今回,私達は食道異物により左気管支狭窄および気管支食道瘻をきたした1例を経験したので報告する.症例は11歳の女児.生後3か月に乳幼児揺さぶられ症候群を受傷し,大島分類1度の重症心身障害児となり,気管切開,胃瘻造設を行い,在宅療養されていた.
左胸部の呼吸音減弱を契機に胸部CTで食道異物及び左気管支の狭窄が見つかり,食道造影検査で気管支食道瘻と診断された.内視鏡にて食道異物を摘出したところ,異物は口腔内用の低圧持続吸引器の先端が脱落したものであった.

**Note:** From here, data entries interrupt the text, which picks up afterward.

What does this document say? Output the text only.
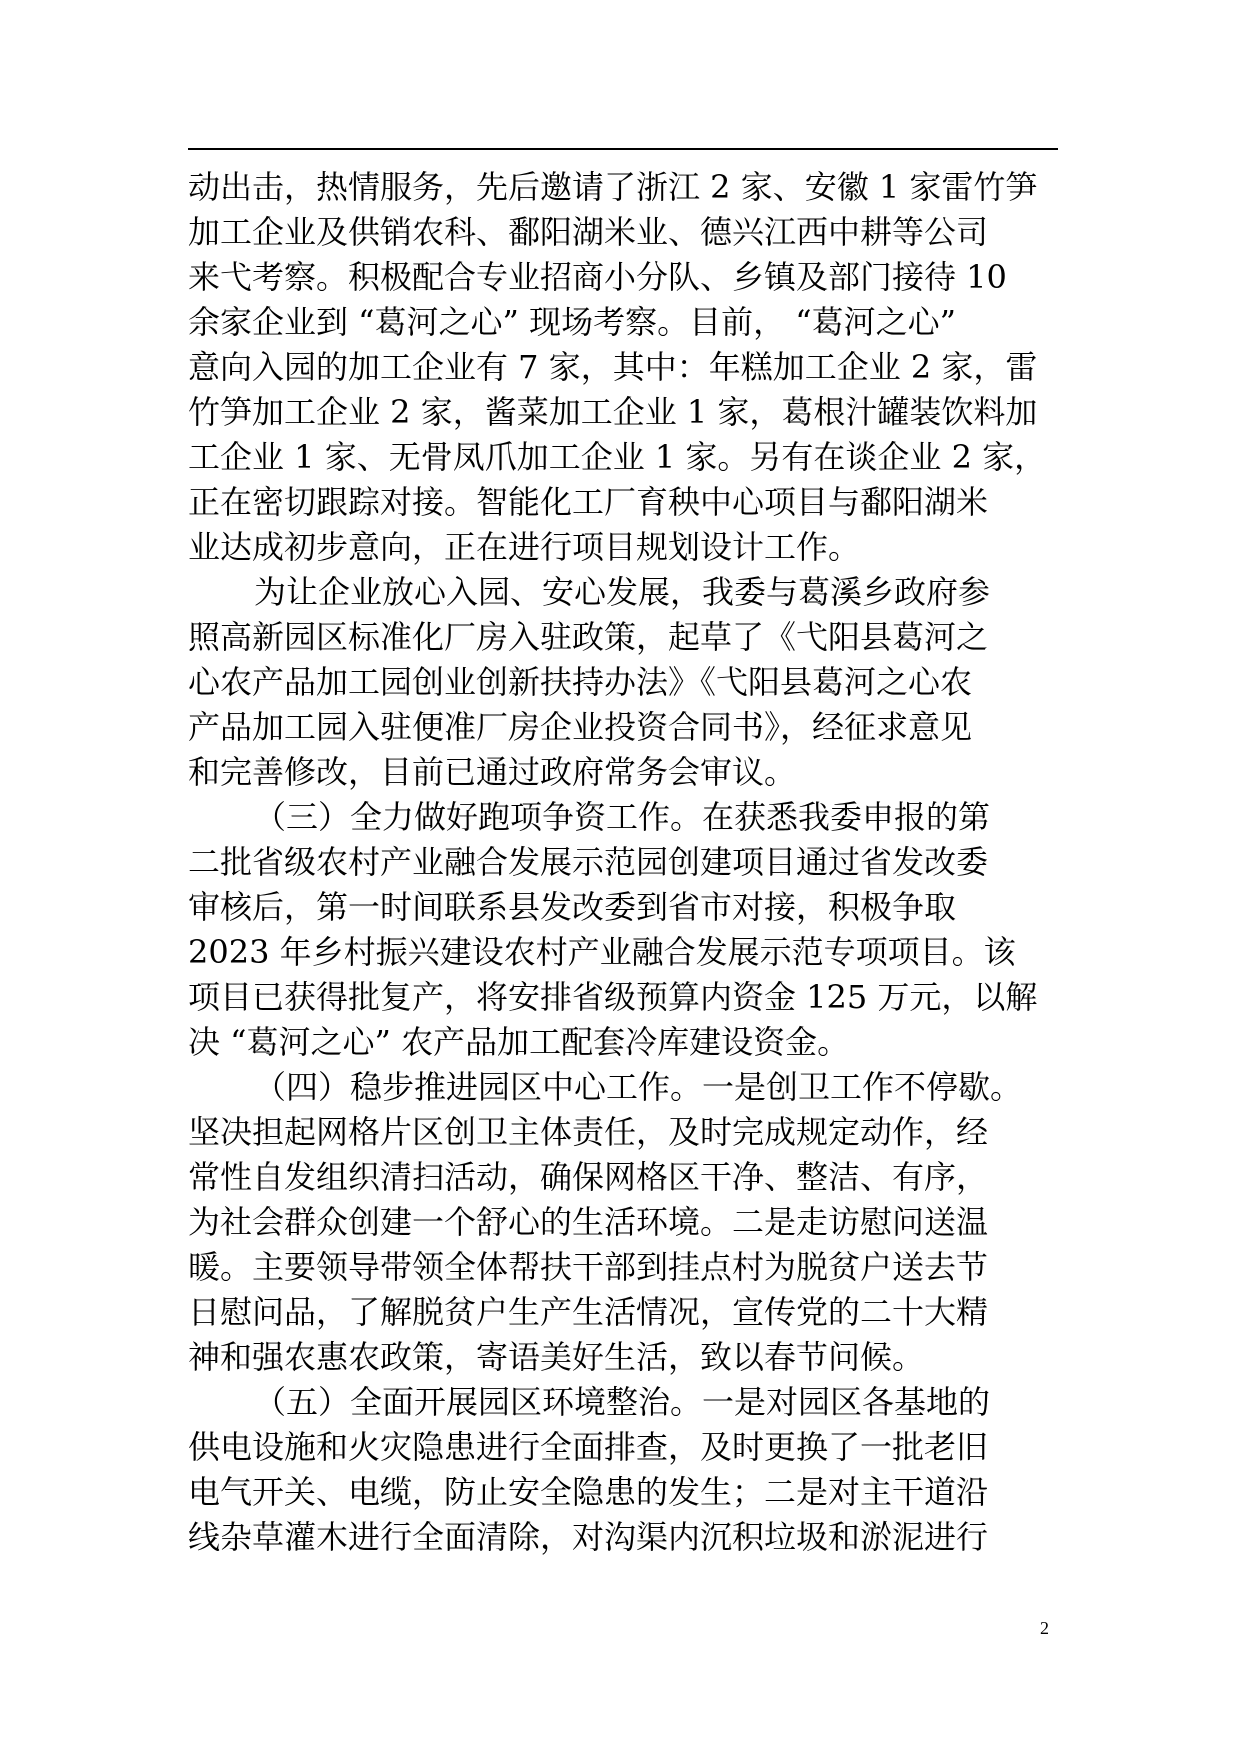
动出击，热情服务，先后邀请了浙江 2 家、安徽 1 家雷竹笋
加工企业及供销农科、鄱阳湖米业、德兴江西中耕等公司
来弋考察。积极配合专业招商小分队、乡镇及部门接待 10
余家企业到 “葛河之心” 现场考察。目前， “葛河之心”
意向入园的加工企业有 7 家，其中：年糕加工企业 2 家，雷
竹笋加工企业 2 家，酱菜加工企业 1 家，葛根汁罐装饮料加
工企业 1 家、无骨凤爪加工企业 1 家。另有在谈企业 2 家，
正在密切跟踪对接。智能化工厂育秧中心项目与鄱阳湖米
业达成初步意向，正在进行项目规划设计工作。
为让企业放心入园、安心发展，我委与葛溪乡政府参
照高新园区标准化厂房入驻政策，起草了《弋阳县葛河之
心农产品加工园创业创新扶持办法》《弋阳县葛河之心农
产品加工园入驻便准厂房企业投资合同书》，经征求意见
和完善修改，目前已通过政府常务会审议。
（三）全力做好跑项争资工作。在获悉我委申报的第
二批省级农村产业融合发展示范园创建项目通过省发改委
审核后，第一时间联系县发改委到省市对接，积极争取
2023 年乡村振兴建设农村产业融合发展示范专项项目。该
项目已获得批复产，将安排省级预算内资金 125 万元，以解
决 “葛河之心” 农产品加工配套冷库建设资金。
（四）稳步推进园区中心工作。一是创卫工作不停歇。
坚决担起网格片区创卫主体责任，及时完成规定动作，经
常性自发组织清扫活动，确保网格区干净、整洁、有序，
为社会群众创建一个舒心的生活环境。二是走访慰问送温
暖。主要领导带领全体帮扶干部到挂点村为脱贫户送去节
日慰问品，了解脱贫户生产生活情况，宣传党的二十大精
神和强农惠农政策，寄语美好生活，致以春节问候。
（五）全面开展园区环境整治。一是对园区各基地的
供电设施和火灾隐患进行全面排查，及时更换了一批老旧
电气开关、电缆，防止安全隐患的发生；二是对主干道沿
线杂草灌木进行全面清除，对沟渠内沉积垃圾和淤泥进行
2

まずは保存的治療を行ったが,気管分泌物が多く,その管理に難渋した.異物摘出から2か月経過後も瘻孔は閉鎖しなかった.手術による瘻孔閉鎖も検討したが,協議の結果,児の全身状態から困難と判断した.食道内の粘液の垂れ込みを防ぐため,姑息的に頸部食道瘻を造設したところ,気管分泌物は著明に減少した.今後は胃食道逆流防止術を行う予定である.
まれな疾患であるが,異物誤飲は重篤な合併症を引き起こす可能性があるので,注意が必要である.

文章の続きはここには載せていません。